Historic Cincinnati Catholic School Shuts Doors After 176 Years Due To Repair Expenses

Due to worries about the building’s safety and the cost of repairs, St. Joseph Catholic School in Cincinnati’s West End will close before the start of the following academic year.

St. Joseph, one of Cincinnati’s first Catholic institutions, has been a mainstay of the West End for 176 years.

Archdiocese of Cincinnati authorities confirmed the closure on Thursday, saying the choice was made following consultation with an engineering firm, the parish council of St. Joseph, representatives from Catholic schools, and archdiocese managers.

They stated there were no intentions to reopen and that the shutdown would take effect immediately.

“It is with great sadness that St. Joseph Catholic School is closing,”  affirmed Susan Gibbons, the head of the Catholic schools. “St. Joseph has been a rich and beautiful example of Catholic ministry during its long history.”

The 125-year-old school building has structural issues, according to Lee Wilson, president of the St. Joseph parish council. Last week, authorities from the archdiocese informed the council about an examination performed by an engineering firm.

The archdiocese informed pupils that the structure was unsafe for pupils, but no financial assistance was provided.

“It was a surprise to us,” Wilson stated. “I’m very frustrated with the handling of this, from start to finish.”

Historic Cincinnati Catholic School Shuts Doors After 176 Years Due To Repair Expenses

The 168 children at the school, who are in kindergarten through eighth grade, are being helped by the archdiocese to locate other Catholic schools in the area for the upcoming academic year.

According to Archdiocese spokeswoman Jennifer Schack, St. Joseph kids will be given preference during the enrollment process, so they can swiftly adapt to new schools.

The school has ten administrators, 17 instructors, and teaching assistants. Ashley Toney, the school’s principal, was unavailable for comment.

Schack claimed that the archbishop hired the company to inspect structural issues with the school’s building that surfaced this spring.

According to her, the engineers determined that most of the structure’s mechanical systems were “at the end of their functional life” and that massive repairs, including a new roof, were required throughout the whole network.

The company put the price tag on those fixes at $2.5 million.

“In its current state, the building represents a serious safety concern,” Schack stated.

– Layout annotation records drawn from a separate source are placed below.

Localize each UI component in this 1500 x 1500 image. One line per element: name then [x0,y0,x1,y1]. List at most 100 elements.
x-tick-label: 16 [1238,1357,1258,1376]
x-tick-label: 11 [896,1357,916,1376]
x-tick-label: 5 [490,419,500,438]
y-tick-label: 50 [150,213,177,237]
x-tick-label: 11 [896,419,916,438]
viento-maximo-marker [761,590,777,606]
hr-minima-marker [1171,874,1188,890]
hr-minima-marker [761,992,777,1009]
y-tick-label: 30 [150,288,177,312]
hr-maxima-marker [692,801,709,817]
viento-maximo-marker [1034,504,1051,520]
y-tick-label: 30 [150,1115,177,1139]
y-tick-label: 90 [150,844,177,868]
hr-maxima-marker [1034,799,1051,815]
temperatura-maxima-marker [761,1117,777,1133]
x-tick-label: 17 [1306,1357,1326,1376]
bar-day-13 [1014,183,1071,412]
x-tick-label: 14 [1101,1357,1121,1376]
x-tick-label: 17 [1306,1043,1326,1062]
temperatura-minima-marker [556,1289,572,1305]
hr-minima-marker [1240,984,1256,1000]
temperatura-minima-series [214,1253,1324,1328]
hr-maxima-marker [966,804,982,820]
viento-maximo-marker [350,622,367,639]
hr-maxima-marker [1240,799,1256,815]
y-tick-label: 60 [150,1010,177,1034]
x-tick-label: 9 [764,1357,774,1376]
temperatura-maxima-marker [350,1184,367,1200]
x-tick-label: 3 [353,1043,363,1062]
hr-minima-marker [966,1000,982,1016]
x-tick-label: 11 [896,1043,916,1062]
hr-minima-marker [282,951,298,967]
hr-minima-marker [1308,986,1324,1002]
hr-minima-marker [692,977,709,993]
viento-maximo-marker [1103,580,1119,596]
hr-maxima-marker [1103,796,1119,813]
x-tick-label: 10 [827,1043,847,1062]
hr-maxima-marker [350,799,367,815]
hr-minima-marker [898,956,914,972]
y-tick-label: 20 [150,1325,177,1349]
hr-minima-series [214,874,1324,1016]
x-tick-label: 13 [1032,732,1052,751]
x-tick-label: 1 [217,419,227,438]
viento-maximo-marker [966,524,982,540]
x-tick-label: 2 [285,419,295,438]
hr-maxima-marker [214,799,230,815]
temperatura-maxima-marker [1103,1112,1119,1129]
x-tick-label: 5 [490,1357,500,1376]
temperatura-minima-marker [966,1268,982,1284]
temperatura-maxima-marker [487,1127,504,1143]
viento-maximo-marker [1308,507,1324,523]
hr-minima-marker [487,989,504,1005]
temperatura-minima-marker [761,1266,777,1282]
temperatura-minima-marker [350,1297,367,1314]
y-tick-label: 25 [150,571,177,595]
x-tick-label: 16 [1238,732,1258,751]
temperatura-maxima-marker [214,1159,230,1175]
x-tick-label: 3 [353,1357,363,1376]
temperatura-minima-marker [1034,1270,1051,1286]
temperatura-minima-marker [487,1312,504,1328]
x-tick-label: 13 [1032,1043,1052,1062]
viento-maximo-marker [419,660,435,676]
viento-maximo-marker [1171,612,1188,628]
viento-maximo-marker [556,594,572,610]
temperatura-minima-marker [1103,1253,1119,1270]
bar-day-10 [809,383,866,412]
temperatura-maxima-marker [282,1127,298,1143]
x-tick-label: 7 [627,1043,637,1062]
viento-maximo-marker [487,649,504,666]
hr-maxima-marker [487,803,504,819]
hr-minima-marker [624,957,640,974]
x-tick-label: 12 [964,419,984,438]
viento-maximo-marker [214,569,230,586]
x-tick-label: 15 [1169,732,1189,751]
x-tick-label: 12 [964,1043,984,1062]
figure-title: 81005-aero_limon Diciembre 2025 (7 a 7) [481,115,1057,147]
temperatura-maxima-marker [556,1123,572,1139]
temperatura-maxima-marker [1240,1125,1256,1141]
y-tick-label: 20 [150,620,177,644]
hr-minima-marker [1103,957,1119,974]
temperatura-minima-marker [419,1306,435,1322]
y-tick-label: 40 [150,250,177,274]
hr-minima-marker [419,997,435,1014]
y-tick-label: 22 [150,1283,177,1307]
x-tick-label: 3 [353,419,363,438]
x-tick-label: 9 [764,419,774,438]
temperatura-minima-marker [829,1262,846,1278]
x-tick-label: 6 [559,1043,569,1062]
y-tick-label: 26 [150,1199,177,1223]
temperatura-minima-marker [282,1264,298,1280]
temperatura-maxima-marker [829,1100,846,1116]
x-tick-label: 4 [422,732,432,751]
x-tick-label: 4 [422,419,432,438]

Wilson claimed that because of the evaluation’s findings, parish council members agreed that students should not return to the building the next academic year.

As word spread of Catholic school closing after 176 years because of repair costs, Enquirer tweeted:

She said that they would prefer additional time to think about their options, including the potential for a second evaluation to seek less expensive solutions that might keep the school open.

“We’ve never had this issue before,” Wilson stated. “Why all of a sudden is it at the forefront and a reason to close the school?”

She claimed that closing the school would devastate the West End and the parish. “It’s extremely important,” she stated. “Children of children of children have gone to that school.”

Although the decision to close the school was “heartbreaking,” the Rev. Rodolpho Coaquira-Hilaje, pastor of St. Joseph church, said it was imperative to safeguard the safety of the pupils and employees.

He claimed that the parish is deliberating its choices for the building’s future.

We recently covered information regarding the news. Check out the articles we’ve included below for more details!

St. Joseph School is a member of a network of urban Catholic schools that get funding from the Catholic Inter-City Schools Education Network, a nonprofit that provides students and faculty with financial aid and other forms of support.

Most of the pupils of St. Joseph are minorities, primarily Black and Hispanic, like at many CISE institutions.

Along with structural issues, St. Joseph’s enrollment has decreased by more than 35% since 2017, from 262 to 168.

The school’s shutdown coincides with Beacons of Light, a substantial reorganization that is taking place throughout the archdiocese.

The goal of the initiative is to save expenses, pool resources—including priests—and improve parishes’ productivity and financial stability.

Beacons of Light is predicted to cause some parish and school closures over the ensuing years, although Schack insisted the decision to close St. Joseph School was unaffected.

She said that the renovation cost would make it impossible to continue operating the school.

“If Beacons of Light was not in effect, we would have the same result,” Schack stated. “This is the right decision for the safety of students and staff.”